We will argue that the bronze Christ cited in the painting was not merely, for Carpaccio, a modern work functioning as an ingenious hypothesis of a lost ancient work. The bronze Christ did not just "stand for" or refer poetically to antiquity. Rather, for him the statue was an antique work. (18)
Substitution
To make sense of this claim about the statue we will need to introduce a new model of the relation of artifacts to time. The thesis proposed here and in the research project it introduces is that all artifacts--not just statues but also chairs, panel paintings, even churches--were understood in the premodern period to have a double historicity: one might know that they were fabricated in the present or in the recent past but at the same time value them and use them as if they were very old things. This was not a matter of self-delusion or indolence but a function of an entire way of thinking about the historicity of artifacts repeatedly misunderstood by the modern discipline of art history.

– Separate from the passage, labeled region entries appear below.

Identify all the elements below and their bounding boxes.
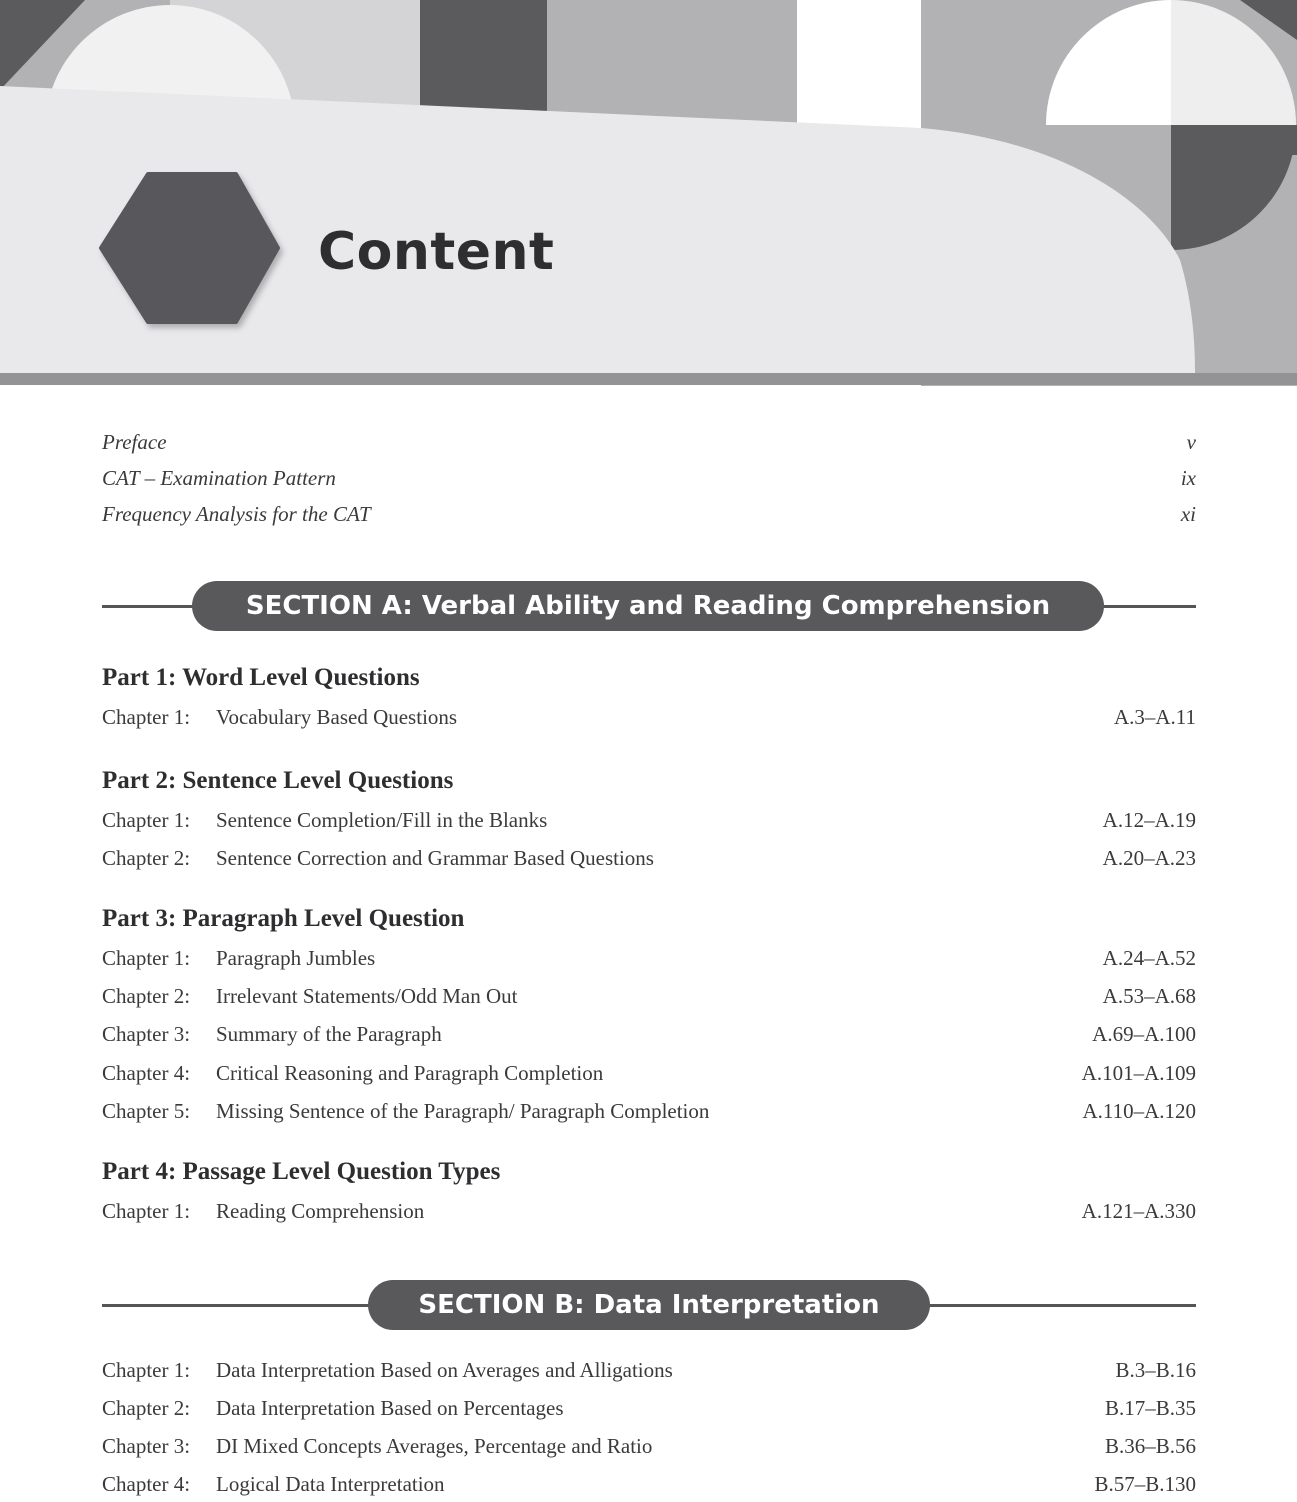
chapter-row[interactable] bbox=[102, 808, 1196, 838]
chapter-row[interactable] bbox=[102, 1061, 1196, 1091]
chapter-title: Vocabulary Based Questions bbox=[216, 705, 458, 729]
chapter-title: Logical Data Interpretation bbox=[216, 1472, 445, 1496]
page-title: Content bbox=[318, 222, 555, 282]
chapter-number: Chapter 1: bbox=[102, 1358, 191, 1382]
chapter-pages: A.101–A.109 bbox=[1081, 1061, 1196, 1085]
front-matter-row[interactable] bbox=[102, 466, 1196, 496]
chapter-row[interactable] bbox=[102, 984, 1196, 1014]
chapter-pages: A.20–A.23 bbox=[1102, 846, 1196, 870]
section-a-banner bbox=[102, 581, 1196, 633]
chapter-row[interactable] bbox=[102, 1199, 1196, 1229]
part-4-heading: Part 4: Passage Level Question Types bbox=[102, 1158, 501, 1185]
chapter-number: Chapter 2: bbox=[102, 984, 191, 1008]
chapter-pages: B.17–B.35 bbox=[1104, 1396, 1196, 1420]
chapter-number: Chapter 2: bbox=[102, 846, 191, 870]
chapter-pages: A.24–A.52 bbox=[1102, 946, 1196, 970]
chapter-row[interactable] bbox=[102, 946, 1196, 976]
chapter-number: Chapter 1: bbox=[102, 705, 191, 729]
chapter-number: Chapter 1: bbox=[102, 946, 191, 970]
front-matter-page: ix bbox=[1180, 466, 1196, 490]
chapter-title: Data Interpretation Based on Averages and Alligations bbox=[216, 1358, 673, 1382]
chapter-row[interactable] bbox=[102, 1396, 1196, 1426]
chapter-title: Reading Comprehension bbox=[216, 1199, 425, 1223]
chapter-row[interactable] bbox=[102, 1022, 1196, 1052]
chapter-number: Chapter 3: bbox=[102, 1434, 191, 1458]
part-3-heading: Part 3: Paragraph Level Question bbox=[102, 905, 465, 932]
chapter-row[interactable] bbox=[102, 705, 1196, 735]
front-matter-label: Preface bbox=[102, 430, 167, 454]
chapter-title: Data Interpretation Based on Percentages bbox=[216, 1396, 564, 1420]
chapter-row[interactable] bbox=[102, 1472, 1196, 1502]
chapter-pages: A.12–A.19 bbox=[1102, 808, 1196, 832]
front-matter-page: v bbox=[1186, 430, 1196, 454]
chapter-pages: B.36–B.56 bbox=[1104, 1434, 1196, 1458]
chapter-title: Summary of the Paragraph bbox=[216, 1022, 442, 1046]
chapter-row[interactable] bbox=[102, 1099, 1196, 1129]
chapter-number: Chapter 4: bbox=[102, 1061, 191, 1085]
chapter-row[interactable] bbox=[102, 846, 1196, 876]
part-1-heading: Part 1: Word Level Questions bbox=[102, 664, 420, 691]
chapter-number: Chapter 1: bbox=[102, 1199, 191, 1223]
header-banner bbox=[0, 0, 1297, 386]
chapter-number: Chapter 4: bbox=[102, 1472, 191, 1496]
part-2-heading: Part 2: Sentence Level Questions bbox=[102, 767, 454, 794]
chapter-number: Chapter 2: bbox=[102, 1396, 191, 1420]
chapter-title: Sentence Completion/Fill in the Blanks bbox=[216, 808, 548, 832]
front-matter-label: Frequency Analysis for the CAT bbox=[102, 502, 371, 526]
chapter-title: Paragraph Jumbles bbox=[216, 946, 376, 970]
chapter-title: DI Mixed Concepts Averages, Percentage and Ratio bbox=[216, 1434, 653, 1458]
front-matter-page: xi bbox=[1180, 502, 1196, 526]
chapter-pages: A.121–A.330 bbox=[1081, 1199, 1196, 1223]
chapter-pages: A.3–A.11 bbox=[1113, 705, 1196, 729]
chapter-pages: A.69–A.100 bbox=[1092, 1022, 1196, 1046]
front-matter-row[interactable] bbox=[102, 502, 1196, 532]
header-decoration bbox=[0, 0, 1297, 386]
chapter-pages: A.110–A.120 bbox=[1082, 1099, 1196, 1123]
chapter-title: Irrelevant Statements/Odd Man Out bbox=[216, 984, 518, 1008]
chapter-title: Sentence Correction and Grammar Based Questions bbox=[216, 846, 654, 870]
chapter-title: Critical Reasoning and Paragraph Completion bbox=[216, 1061, 604, 1085]
section-a-title: SECTION A: Verbal Ability and Reading Comprehension bbox=[192, 581, 1104, 631]
front-matter-label: CAT – Examination Pattern bbox=[102, 466, 336, 490]
chapter-number: Chapter 3: bbox=[102, 1022, 191, 1046]
chapter-row[interactable] bbox=[102, 1434, 1196, 1464]
chapter-title: Missing Sentence of the Paragraph/ Paragraph Completion bbox=[216, 1099, 710, 1123]
chapter-pages: A.53–A.68 bbox=[1102, 984, 1196, 1008]
front-matter-row[interactable] bbox=[102, 430, 1196, 460]
chapter-number: Chapter 1: bbox=[102, 808, 191, 832]
chapter-pages: B.57–B.130 bbox=[1094, 1472, 1196, 1496]
section-b-title: SECTION B: Data Interpretation bbox=[368, 1280, 930, 1330]
chapter-row[interactable] bbox=[102, 1358, 1196, 1388]
section-b-banner bbox=[102, 1280, 1196, 1332]
chapter-number: Chapter 5: bbox=[102, 1099, 191, 1123]
chapter-pages: B.3–B.16 bbox=[1115, 1358, 1196, 1382]
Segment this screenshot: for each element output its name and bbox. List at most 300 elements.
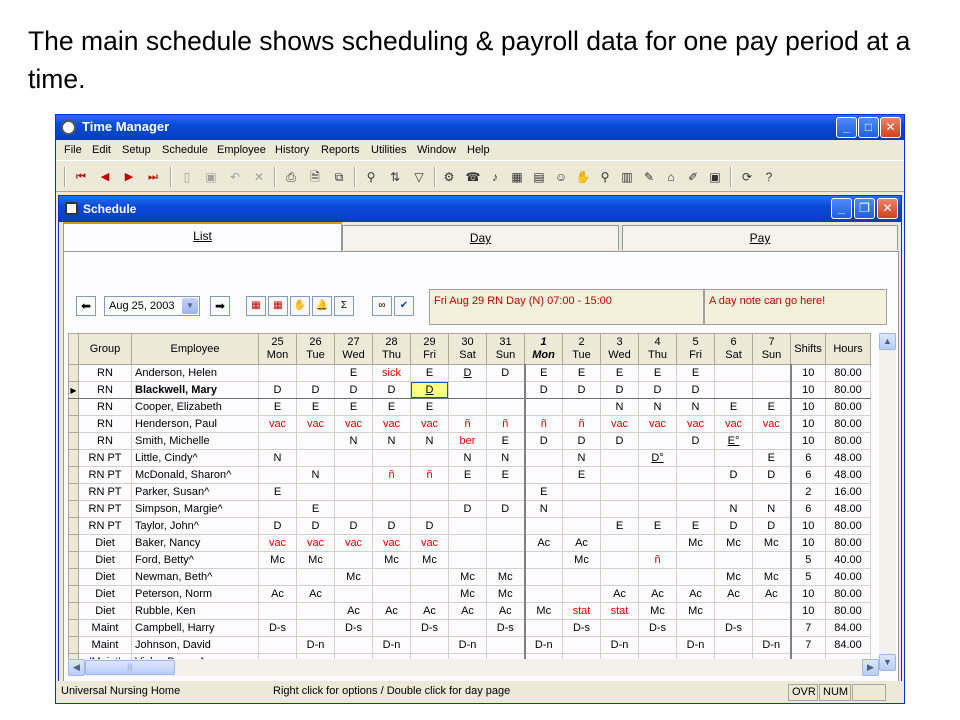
shift-cell[interactable]: Ac [601, 586, 639, 603]
row-indicator[interactable] [69, 620, 79, 637]
shift-cell[interactable] [639, 535, 677, 552]
shift-cell[interactable]: Ac [449, 603, 487, 620]
column-header-day[interactable] [335, 334, 373, 365]
binoculars-icon[interactable]: ⚲ [366, 170, 376, 184]
shift-cell[interactable] [335, 501, 373, 518]
shift-cell[interactable]: D-n [525, 637, 563, 654]
shift-cell[interactable]: Ac [525, 535, 563, 552]
shift-cell[interactable] [411, 569, 449, 586]
column-header-hours[interactable]: Hours [826, 334, 871, 365]
previous-period-button[interactable]: ⬅ [76, 296, 96, 316]
next-record-icon[interactable]: ▶ [124, 171, 134, 183]
shift-cell[interactable] [753, 552, 791, 569]
menu-utilities[interactable]: Utilities [371, 144, 407, 156]
edit-icon[interactable]: ✐ [687, 170, 699, 184]
employee-name[interactable]: Parker, Susan^ [132, 484, 259, 501]
row-indicator[interactable] [69, 416, 79, 433]
column-header-day[interactable] [753, 334, 791, 365]
shift-cell[interactable]: ñ [411, 467, 449, 484]
shift-cell[interactable]: D [373, 382, 411, 399]
shift-cell[interactable] [373, 501, 411, 518]
shift-cell[interactable]: D [563, 382, 601, 399]
shift-cell[interactable]: Mc [715, 535, 753, 552]
shift-cell[interactable]: D [487, 501, 525, 518]
shift-cell[interactable] [753, 433, 791, 450]
shift-cell[interactable] [753, 365, 791, 382]
shift-cell[interactable]: E [487, 467, 525, 484]
shift-cell[interactable] [639, 637, 677, 654]
schedule-row[interactable] [69, 552, 871, 569]
shift-cell[interactable]: Mc [259, 552, 297, 569]
shift-cell[interactable]: ñ [373, 467, 411, 484]
shift-cell[interactable] [601, 535, 639, 552]
shift-cell[interactable] [487, 399, 525, 416]
shift-cell[interactable] [525, 552, 563, 569]
shift-cell[interactable]: E [373, 399, 411, 416]
row-indicator[interactable] [69, 569, 79, 586]
next-period-button[interactable]: ➡ [210, 296, 230, 316]
schedule-minimize-button[interactable]: _ [831, 198, 852, 219]
shift-cell[interactable] [297, 450, 335, 467]
shift-cell[interactable] [677, 467, 715, 484]
row-indicator[interactable] [69, 484, 79, 501]
shift-cell[interactable]: Mc [373, 552, 411, 569]
shift-cell[interactable]: D-s [487, 620, 525, 637]
shift-cell[interactable] [563, 501, 601, 518]
shift-cell[interactable] [715, 382, 753, 399]
last-record-icon[interactable]: ⏭ [148, 171, 158, 183]
shift-cell[interactable]: vac [259, 416, 297, 433]
shift-cell[interactable]: D-n [677, 637, 715, 654]
shift-cell[interactable] [297, 569, 335, 586]
employee-name[interactable]: Ford, Betty^ [132, 552, 259, 569]
shift-cell[interactable]: vac [677, 416, 715, 433]
shift-cell[interactable] [601, 501, 639, 518]
shift-cell[interactable]: N [677, 399, 715, 416]
schedule-row[interactable] [69, 450, 871, 467]
sum-icon[interactable]: Σ [334, 296, 354, 316]
employee-name[interactable]: Campbell, Harry [132, 620, 259, 637]
shift-cell[interactable] [449, 552, 487, 569]
employee-name[interactable]: Johnson, David [132, 637, 259, 654]
shift-cell[interactable]: D [525, 433, 563, 450]
shift-cell[interactable] [601, 552, 639, 569]
shift-cell[interactable] [487, 518, 525, 535]
shift-cell[interactable]: D [411, 382, 449, 399]
employee-name[interactable]: Taylor, John^ [132, 518, 259, 535]
shift-cell[interactable]: D [487, 365, 525, 382]
shift-cell[interactable]: D [449, 501, 487, 518]
shift-cell[interactable]: vac [335, 416, 373, 433]
shift-cell[interactable] [601, 450, 639, 467]
shift-cell[interactable] [601, 484, 639, 501]
row-indicator[interactable] [69, 365, 79, 382]
shift-cell[interactable]: E [335, 365, 373, 382]
shift-cell[interactable]: D [335, 382, 373, 399]
row-indicator[interactable] [69, 535, 79, 552]
shift-cell[interactable] [449, 535, 487, 552]
shift-cell[interactable]: Ac [373, 603, 411, 620]
shift-cell[interactable]: E [753, 450, 791, 467]
column-header-day[interactable] [259, 334, 297, 365]
shift-cell[interactable]: N [639, 399, 677, 416]
column-header-day[interactable] [715, 334, 753, 365]
shift-cell[interactable] [525, 399, 563, 416]
shift-cell[interactable] [373, 620, 411, 637]
undo-icon[interactable]: ↶ [229, 170, 241, 184]
menu-setup[interactable]: Setup [122, 144, 151, 156]
shift-cell[interactable]: Mc [335, 569, 373, 586]
shift-cell[interactable] [677, 620, 715, 637]
shift-cell[interactable]: Mc [677, 535, 715, 552]
book-icon[interactable]: ▥ [621, 170, 633, 184]
schedule-row[interactable] [69, 484, 871, 501]
maximize-button[interactable]: □ [858, 117, 879, 138]
shift-cell[interactable]: Mc [753, 569, 791, 586]
shift-cell[interactable]: N [411, 433, 449, 450]
schedule-row[interactable] [69, 518, 871, 535]
bell-icon[interactable]: 🔔 [312, 296, 332, 316]
shift-cell[interactable] [677, 569, 715, 586]
shift-cell[interactable]: D [335, 518, 373, 535]
shift-cell[interactable] [525, 467, 563, 484]
shift-cell[interactable] [639, 467, 677, 484]
row-indicator[interactable] [69, 501, 79, 518]
shift-cell[interactable]: N [753, 501, 791, 518]
shift-cell[interactable]: Ac [487, 603, 525, 620]
shift-cell[interactable] [335, 467, 373, 484]
shift-cell[interactable]: E [525, 365, 563, 382]
shift-cell[interactable] [259, 433, 297, 450]
shift-cell[interactable] [639, 484, 677, 501]
help-icon[interactable]: ? [765, 170, 773, 184]
shift-cell[interactable]: N [297, 467, 335, 484]
shift-cell[interactable] [373, 450, 411, 467]
shift-cell[interactable]: E [639, 365, 677, 382]
column-header-employee[interactable]: Employee [132, 334, 259, 365]
row-indicator[interactable] [69, 586, 79, 603]
column-header-day[interactable] [601, 334, 639, 365]
employee-name[interactable]: Blackwell, Mary [132, 382, 259, 399]
shift-cell[interactable] [601, 467, 639, 484]
shift-cell[interactable] [677, 450, 715, 467]
column-header-day[interactable] [487, 334, 525, 365]
shift-cell[interactable] [259, 637, 297, 654]
shift-cell[interactable] [259, 501, 297, 518]
shift-cell[interactable]: D-n [753, 637, 791, 654]
day-view-icon[interactable]: ▦ [246, 296, 266, 316]
vertical-scrollbar[interactable] [879, 333, 896, 671]
shift-cell[interactable]: vac [753, 416, 791, 433]
shift-cell[interactable]: N [525, 501, 563, 518]
shift-cell[interactable] [449, 382, 487, 399]
checkmark-icon[interactable]: ✔ [394, 296, 414, 316]
column-header-day[interactable] [525, 334, 563, 365]
shift-cell[interactable]: E [715, 399, 753, 416]
shift-cell[interactable] [525, 620, 563, 637]
shift-cell[interactable] [563, 586, 601, 603]
shift-cell[interactable]: D [715, 467, 753, 484]
glasses-icon[interactable]: ∞ [372, 296, 392, 316]
minimize-button[interactable]: _ [836, 117, 857, 138]
menu-reports[interactable]: Reports [321, 144, 360, 156]
shift-cell[interactable]: D [753, 518, 791, 535]
shift-cell[interactable]: D-n [449, 637, 487, 654]
shift-cell[interactable] [259, 569, 297, 586]
row-indicator[interactable] [69, 603, 79, 620]
save-icon[interactable]: ▣ [205, 170, 217, 184]
shift-cell[interactable]: Mc [297, 552, 335, 569]
employee-name[interactable]: Baker, Nancy [132, 535, 259, 552]
shift-cell[interactable]: E [487, 433, 525, 450]
shift-cell[interactable]: vac [411, 416, 449, 433]
employee-icon[interactable]: ✋ [290, 296, 310, 316]
row-indicator[interactable] [69, 399, 79, 416]
shift-cell[interactable]: E [601, 518, 639, 535]
shift-cell[interactable]: D [411, 518, 449, 535]
shift-cell[interactable]: E [563, 467, 601, 484]
shift-cell[interactable]: vac [601, 416, 639, 433]
shift-cell[interactable]: N [335, 433, 373, 450]
shift-cell[interactable] [259, 365, 297, 382]
horizontal-scrollbar[interactable] [68, 659, 879, 676]
shift-cell[interactable] [259, 603, 297, 620]
shift-cell[interactable] [563, 569, 601, 586]
shift-cell[interactable]: E [259, 484, 297, 501]
shift-cell[interactable]: D-n [601, 637, 639, 654]
shift-cell[interactable] [525, 586, 563, 603]
music-note-icon[interactable]: ♪ [492, 170, 498, 184]
shift-cell[interactable]: Ac [335, 603, 373, 620]
shift-cell[interactable] [639, 433, 677, 450]
shift-cell[interactable]: D [715, 518, 753, 535]
lock-icon[interactable]: ⌂ [667, 170, 675, 184]
schedule-row[interactable] [69, 399, 871, 416]
shift-cell[interactable]: Mc [487, 569, 525, 586]
shift-cell[interactable]: D [259, 518, 297, 535]
shift-cell[interactable] [487, 535, 525, 552]
shift-cell[interactable]: Ac [259, 586, 297, 603]
shift-cell[interactable] [297, 365, 335, 382]
sort-icon[interactable]: ⇅ [389, 170, 401, 184]
shift-cell[interactable]: E [563, 365, 601, 382]
shift-cell[interactable]: D-n [373, 637, 411, 654]
shift-cell[interactable]: E [297, 399, 335, 416]
shift-cell[interactable]: E [677, 365, 715, 382]
shift-cell[interactable] [677, 552, 715, 569]
shift-cell[interactable] [335, 450, 373, 467]
close-button[interactable]: ✕ [880, 117, 901, 138]
row-indicator[interactable] [69, 450, 79, 467]
shift-cell[interactable]: D [753, 467, 791, 484]
scroll-left-icon[interactable]: ◀ [68, 659, 85, 676]
shift-cell[interactable]: vac [639, 416, 677, 433]
column-header-day[interactable] [297, 334, 335, 365]
shift-cell[interactable]: Mc [411, 552, 449, 569]
employee-name[interactable]: McDonald, Sharon^ [132, 467, 259, 484]
shift-cell[interactable]: D [601, 433, 639, 450]
refresh-icon[interactable]: ⟳ [741, 170, 753, 184]
grid-icon[interactable]: ▦ [511, 170, 523, 184]
shift-cell[interactable]: D [639, 382, 677, 399]
schedule-row[interactable] [69, 467, 871, 484]
shift-cell[interactable] [297, 603, 335, 620]
shift-cell[interactable]: D [677, 382, 715, 399]
shift-cell[interactable]: E [677, 518, 715, 535]
employee-name[interactable]: Smith, Michelle [132, 433, 259, 450]
copy-icon[interactable]: ⧉ [334, 170, 344, 184]
shift-cell[interactable]: vac [335, 535, 373, 552]
scroll-right-icon[interactable]: ▶ [862, 659, 879, 676]
period-date-picker[interactable] [104, 296, 200, 316]
shift-cell[interactable] [715, 433, 753, 450]
row-indicator[interactable] [69, 637, 79, 654]
shift-cell[interactable] [411, 484, 449, 501]
shift-cell[interactable]: D [563, 433, 601, 450]
shift-cell[interactable] [449, 365, 487, 382]
menu-schedule[interactable]: Schedule [162, 144, 208, 156]
shift-cell[interactable]: N [601, 399, 639, 416]
column-header-day[interactable] [639, 334, 677, 365]
shift-cell[interactable] [563, 484, 601, 501]
employee-name[interactable]: Henderson, Paul [132, 416, 259, 433]
shift-cell[interactable]: D [373, 518, 411, 535]
shift-cell[interactable]: D-s [259, 620, 297, 637]
filter-icon[interactable]: ▽ [414, 170, 424, 184]
tab-list[interactable] [63, 222, 342, 252]
scroll-down-icon[interactable]: ▼ [879, 654, 896, 671]
shift-cell[interactable]: D-s [639, 620, 677, 637]
shift-cell[interactable] [753, 603, 791, 620]
employee-name[interactable]: Little, Cindy^ [132, 450, 259, 467]
shift-cell[interactable]: ñ [487, 416, 525, 433]
employee-name[interactable]: Peterson, Norm [132, 586, 259, 603]
shift-cell[interactable]: D-s [715, 620, 753, 637]
shift-cell[interactable]: N [715, 501, 753, 518]
shift-cell[interactable]: ñ [563, 416, 601, 433]
shift-cell[interactable]: Mc [677, 603, 715, 620]
shift-cell[interactable]: D [601, 382, 639, 399]
shift-cell[interactable] [411, 637, 449, 654]
row-indicator[interactable] [69, 433, 79, 450]
schedule-titlebar[interactable] [59, 196, 901, 222]
shift-cell[interactable] [753, 620, 791, 637]
app-titlebar[interactable] [56, 115, 904, 140]
shift-cell[interactable] [639, 450, 677, 467]
shift-cell[interactable] [297, 433, 335, 450]
shift-cell[interactable]: vac [411, 535, 449, 552]
shift-cell[interactable] [411, 586, 449, 603]
column-header-group[interactable]: Group [79, 334, 132, 365]
shift-cell[interactable] [487, 382, 525, 399]
schedule-restore-button[interactable]: ❐ [854, 198, 875, 219]
notepad-icon[interactable]: ✎ [643, 170, 655, 184]
shift-cell[interactable]: D [297, 518, 335, 535]
shift-cell[interactable]: Mc [525, 603, 563, 620]
hand-icon[interactable]: ✋ [575, 170, 591, 184]
shift-cell[interactable] [563, 399, 601, 416]
column-header-day[interactable] [449, 334, 487, 365]
shift-cell[interactable] [715, 365, 753, 382]
shift-cell[interactable]: vac [715, 416, 753, 433]
shift-cell[interactable] [487, 552, 525, 569]
shift-cell[interactable] [677, 484, 715, 501]
shift-cell[interactable]: Mc [449, 569, 487, 586]
shift-cell[interactable] [297, 620, 335, 637]
shift-cell[interactable] [335, 586, 373, 603]
shift-cell[interactable]: Ac [411, 603, 449, 620]
shift-cell[interactable] [525, 450, 563, 467]
shift-cell[interactable] [753, 484, 791, 501]
tab-pay[interactable] [622, 225, 898, 250]
shift-cell[interactable]: ñ [525, 416, 563, 433]
delete-icon[interactable]: ✕ [253, 170, 265, 184]
schedule-row[interactable] [69, 586, 871, 603]
schedule-row[interactable] [69, 535, 871, 552]
column-header-day[interactable] [411, 334, 449, 365]
card-icon[interactable]: ▤ [533, 170, 545, 184]
employee-name[interactable]: Anderson, Helen [132, 365, 259, 382]
schedule-row[interactable] [69, 501, 871, 518]
shift-cell[interactable] [449, 620, 487, 637]
shift-cell[interactable] [411, 501, 449, 518]
first-record-icon[interactable]: ⏮ [76, 171, 86, 183]
shift-cell[interactable]: E [601, 365, 639, 382]
shift-cell[interactable] [373, 586, 411, 603]
shift-cell[interactable]: Ac [753, 586, 791, 603]
print-icon[interactable]: ⎙ [286, 170, 296, 184]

Images and buildings, as a general rule, were understood as tokens of types, types associated with mythical, dimly perceived origins and enforcing general structural or categorical continuity across sequences of tokens. One token or replica effectively substituted for another; classes of artifacts were grasped as chains of substitutable replicas stretching out across time and space. Under this conception of the temporal life of artifacts, which we will call the principle of substitution, modern copies of painted icons were understood as effective surrogates for lost originals, and new buildings were understood as reinstantiations, through typological association, of prior structures. The literal circumstances and the historical moment of an artifact's material execution were not routinely taken as components of its meaning or function; such facts about an artifact were seen as accidental rather than as constitutive features. Instead, the artifact functioned by aligning itself with a diachronic chain of replications. It substituted for the absent artifacts that preceded it within the chain. Richard Krautheimer, in his seminal article "Introduction to an Iconography of Medieval Architecture," of 1942, made this point about medieval buildings. (19) He held that the ground plans of many early and high medieval churches were governed not so much by structural, formal, or liturgical concerns as by a desire to comply with a set of simple design principles embodied in a few prestigious and symbolically weighty early models. Krautheimer carefully declined to push his thesis beyond a limited group of centrally planned churches dating from the ninth to the twelfth centuries. In effect, we are trying to extend the Krautheimer thesis, beyond its original brief, to the painting and the sculpture of the Renaissance.